Die immense Ausdruckstiefe und stilistische Bandbreite des in New York lebenden Sängers adelte selbst Titel von Gregory Porter, Tina Turner, Sting oder den Beatles. Keinesfalls dahinter zurück blieben aber die Originalkompositionen von Elisabeth Lohninger, die neben anderen Highlights im Abendprogramm auch auf ihrer jüngsten, im Lockdown von ihr und Walter Fischbacher in deren New Yorker Tonstudio „Lofish“ produzierten CD „Life Lines“ zu finden sind. Der Titelsong „Alegria“, mit lebhaften lateinamerikanischen Rhythmen verbreitete ganz im Wortsinn Lebensfreude pur, „Shadows Fall“ im relaxten Bossa-Feeling ging bevorzugt in die Beine, ließ manchen Fuß oder Kopf mitwippen. Selbst Sting‘s „Shape Of My Heart“ atmete durch Travon Anderson dessen entspannte Grandezza. Ausgedehnte, spielerische Schlagzeugsoli von Ulf Stricker, oft auch im virtuosen Dialog mit Walter Fischbacher am Kawaiflügel sowie inspirierte, melodische Soli am schlanken Reisekontrabass lösten wahre Begeisterungsstürme aus. Bei einem größeren Publikum hätte wohl der Saal getobt.

Walter Fischbachers Konzept, bekannte Titel aus der Rock-Pop-Soul-Ära der letzten Dekaden gewissermaßen als zeitgenössische Standards zu covern, ist durch und durch der Idee des Jazz verpflichtet, glücklicherweise ohne sich dadurch fesseln zu lassen. Liebevoll und überaus kundig mit den stilistischen Mitteln der über hundertjährigen Jazztradition aufbereitet und arrangiert, manchmal auch bewusst gegen den Strich gebürstet, jedoch immer sorgfältig in einen frischen, zeitgenössischen Fusion-Sound gekleidet und aus leidenschaftlich sprühender Spielfreude gespeist, animierten die Songs zum Mitfühlen, zum Miterleben und gelegentlich sogar zum aktiven Mitmachen.

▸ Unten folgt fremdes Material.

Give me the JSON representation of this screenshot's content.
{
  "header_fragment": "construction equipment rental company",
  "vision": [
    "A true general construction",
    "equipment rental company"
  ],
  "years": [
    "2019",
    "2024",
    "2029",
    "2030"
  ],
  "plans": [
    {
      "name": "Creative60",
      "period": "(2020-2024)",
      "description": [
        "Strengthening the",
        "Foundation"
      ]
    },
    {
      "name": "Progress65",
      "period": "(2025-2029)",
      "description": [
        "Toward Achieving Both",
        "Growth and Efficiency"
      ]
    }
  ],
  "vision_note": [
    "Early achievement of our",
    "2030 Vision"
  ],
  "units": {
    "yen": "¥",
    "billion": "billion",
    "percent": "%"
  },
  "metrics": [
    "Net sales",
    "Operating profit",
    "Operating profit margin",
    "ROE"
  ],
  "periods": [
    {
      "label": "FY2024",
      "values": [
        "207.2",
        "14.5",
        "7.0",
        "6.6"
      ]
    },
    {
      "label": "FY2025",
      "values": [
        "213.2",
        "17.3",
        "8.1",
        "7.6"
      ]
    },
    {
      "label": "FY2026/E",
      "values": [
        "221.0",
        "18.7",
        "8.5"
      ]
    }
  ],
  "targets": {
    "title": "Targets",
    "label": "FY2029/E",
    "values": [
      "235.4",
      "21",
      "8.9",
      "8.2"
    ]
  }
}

Lang anhaltender Beifall sichtlich dankbarer Besucher fand sein Feedback in zwei Zugaben und – sicherlich auch der Vorweihnachtszeit geschuldet – einem reißenden Absatz der mitgebrachten CDs. Das Rundumwohlfühlpaket Fischbacher-Anderson vermittelte mehr als nur einen Hoffnungsschimmer in einer grauen, pandemiegeprägten Zeit. Befreites Durchatmen und zufriedene Gesichter des Publikums nach dem Konzert, lächelnde, aufgekratzte Musiker sowie entspannte Veranstalter wirkten nicht nur wie ein erfüllter Augenblick niveauvoller Unterhaltung sondern bargen das Versprechen auf eine hoffnungsvolle Zukunft.